At the end of the program, artistic director Kevin Noe presented a newer work, "Re: Porter," by the composer Aaron Grad. Inspired by Cole Porter, Mr. Grad had written the lyrics and the music, some of them loosely in the style of Porter's tongue-and-cheek songs.
Getting the audience to understand the text was hugely important. Mr. Noe could have opted to projecting the text on a screen, but that would have taken crucial attention away from the theatricalities of the singer, baritone Timothy Jones. But this wasn't opera, where a line in an aria might translate into minutes of music. Mr. Grad's text was fast-paced and witty (or trying to be), and so Mr. Noe decided a better solution would be to recite the poems earlier in the concert, in between other pieces, which he and others did.
What a stroke of genius this was! I am sure it's been done before, but it worked so well. By the time we got to the actual songs of "Re: Porter," the audience already felt acquainted with them, rather than hearing them as a splash of cold water on the face that is the experience with most contemporary music. That preparation doesn't guarantee one will like them, of course, but it gives the music a fighting chance.
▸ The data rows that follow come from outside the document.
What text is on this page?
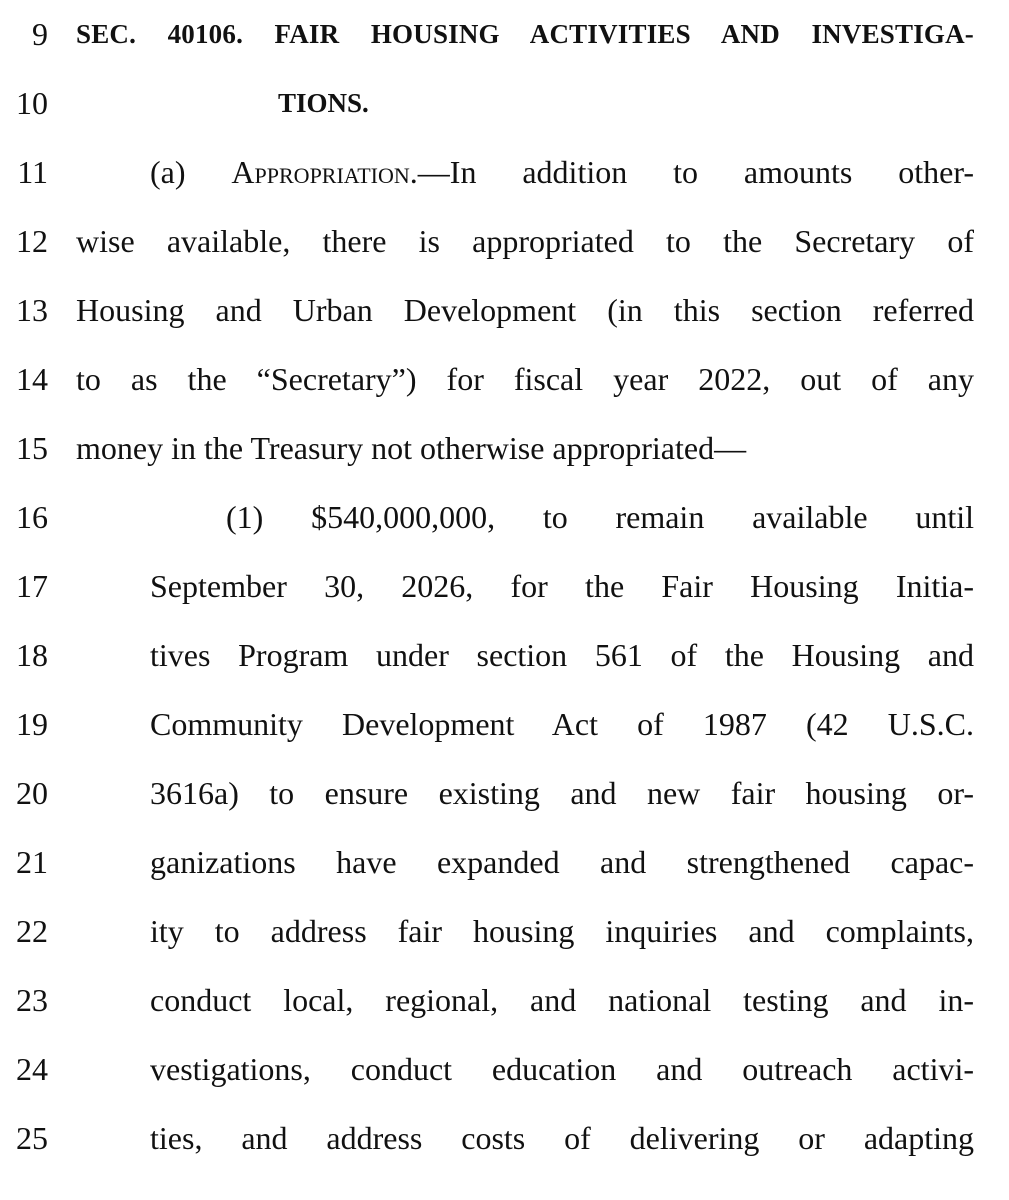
9 SEC. 40106. FAIR HOUSING ACTIVITIES AND INVESTIGA-
10	TIONS.
11	(a) Appropriation.—In addition to amounts other-
12 wise available, there is appropriated to the Secretary of
13 Housing and Urban Development (in this section referred
14 to as the “Secretary”) for fiscal year 2022, out of any
15 money in the Treasury not otherwise appropriated—
16	(1) $540,000,000, to remain available until
17	September 30, 2026, for the Fair Housing Initia-
18	tives Program under section 561 of the Housing and
19	Community Development Act of 1987 (42 U.S.C.
20	3616a) to ensure existing and new fair housing or-
21	ganizations have expanded and strengthened capac-
22	ity to address fair housing inquiries and complaints,
23	conduct local, regional, and national testing and in-
24	vestigations, conduct education and outreach activi-
25	ties, and address costs of delivering or adapting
"Re: Porter" consists of four songs for the complete ensemble of piano, violin, cello, flute, clarinet, percussion and baritone, but only two stood out for me. "Digits" was a wild romp, a truncated blues riff (and a wry quote of a Bach fugue) underneath goofy lyrics of two thumbs serving as a metaphor for a couples' fighting and making love, much in the way that Porter slyly used double entendre.
The final song, "First Act Love Ballad" was a pseudo tango that played off song structure like Porter occasionally did. Mr. Jones eats songs like this up. He is a master of maintaining pitch and projection in his voice while the rest of him is hovering histrionically. But the other two songs were botched attempts at channeling Porter, including "Astronomy" a heavy-handed poem trying to twist cosmology into a metaphor for love ("singularity" just doesn't inspire romance) and was combined with ultra-serious music just at a point when Porter might have been poking fun at such lyrics.